[erlang-questions] Garbage Collection, BEAM memory and Erlang memory
Robert Virding
rvirding@REDACTED
Thu Jan 22 18:00:37 CET 2015
One thing you can see is that the size of the binary data is growing. This
space contains the large binaries (> 64 bytes) which are sent in messages
between processes. While this means that the messages become (much) smaller
and faster to send it takes a much longer time to detect that they are no
longer alive and can be reclaimed. Basically it takes until all the
processes they have passed through does a full garbage collection. Setting
fullsweep_after to 0 and doing explicit garbage collects speeds up
reclaiming the binaries.
You could be much more selective in which processes you set fullsweep_after
to 0 and which ones you explicitly garbage collect.

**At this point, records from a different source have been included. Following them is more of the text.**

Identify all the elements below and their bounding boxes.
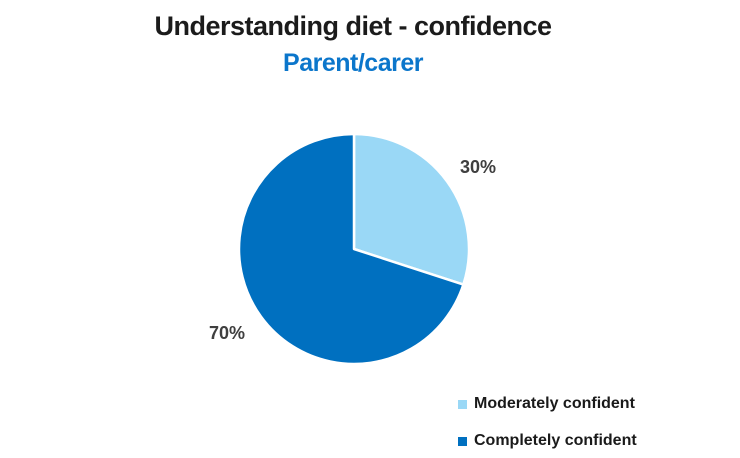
data-label-completely: 70% [209, 323, 246, 343]
legend-swatch-completely [458, 436, 467, 446]
chart-subtitle: Parent/carer [283, 49, 423, 77]
legend-item-moderately: Moderately confident [458, 393, 637, 415]
pie-chart [237, 132, 471, 366]
data-label-moderately: 30% [460, 157, 497, 177]
pie-slice [352, 132, 471, 286]
pie-plot-area [222, 117, 486, 381]
legend-item-completely: Completely confident [458, 430, 637, 452]
chart-title: Understanding diet - confidence [154, 11, 552, 41]
pie-slice [237, 132, 465, 366]
legend-label-moderately: Moderately confident [474, 395, 635, 412]
legend-swatch-moderately [458, 399, 467, 409]
legend-label-completely: Completely confident [474, 432, 637, 449]
legend: Moderately confident Completely confiden… [458, 393, 637, 458]
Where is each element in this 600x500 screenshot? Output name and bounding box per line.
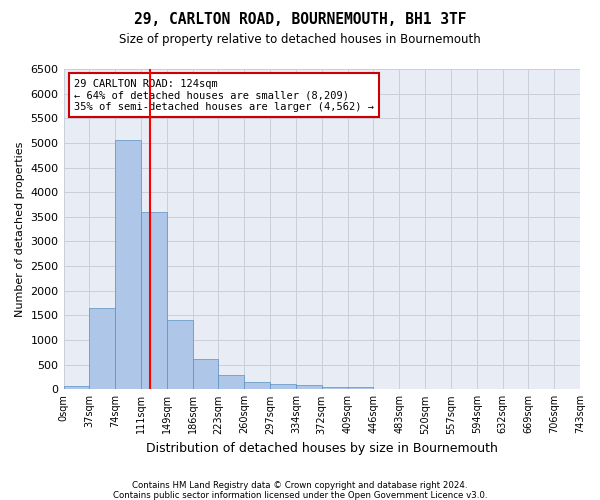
Bar [347, 386, 373, 390]
Bar [244, 382, 270, 390]
Bar [115, 140, 141, 390]
Text: Size of property relative to detached houses in Bournemouth: Size of property relative to detached ho… [119, 32, 481, 46]
X-axis label: Distribution of detached houses by size in Bournemouth: Distribution of detached houses by size … [146, 442, 498, 455]
Bar [193, 359, 218, 390]
Y-axis label: Number of detached properties: Number of detached properties [15, 142, 25, 317]
Bar [270, 384, 296, 390]
Bar [296, 386, 322, 390]
Bar [167, 320, 193, 390]
Text: 29, CARLTON ROAD, BOURNEMOUTH, BH1 3TF: 29, CARLTON ROAD, BOURNEMOUTH, BH1 3TF [134, 12, 466, 28]
Text: Contains HM Land Registry data © Crown copyright and database right 2024.: Contains HM Land Registry data © Crown c… [132, 481, 468, 490]
Text: 29 CARLTON ROAD: 124sqm
← 64% of detached houses are smaller (8,209)
35% of semi: 29 CARLTON ROAD: 124sqm ← 64% of detache… [74, 78, 374, 112]
Text: Contains public sector information licensed under the Open Government Licence v3: Contains public sector information licen… [113, 491, 487, 500]
Bar [322, 386, 347, 390]
Bar [64, 386, 89, 390]
Bar [89, 308, 115, 390]
Bar [141, 212, 167, 390]
Bar [218, 375, 244, 390]
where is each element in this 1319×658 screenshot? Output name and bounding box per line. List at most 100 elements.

I don't know if the is *the* problem but it is *a* problem you have.
Robert
On 22 January 2015 at 17:33, Roberto Ostinelli <roberto@REDACTED> wrote:
> Dear List,
> I'm having some troubles in pinpointing why a node is crashing due to
> memory issues.
> For info, when it crashes, it does not produce a crash dump. However I've
> monitored live and I've seen the .beam process eat up all memory until it
> abruptly exits.
>
> The system is a big router that relays data coming from TCP connections,
> into other TCP connections.
> I'm using cowboy as the HTTP server that initiates the long-lived TCP
> connections.
>
> I've done all the obvious:
>
> - Checked the States of my gen_servers and processes.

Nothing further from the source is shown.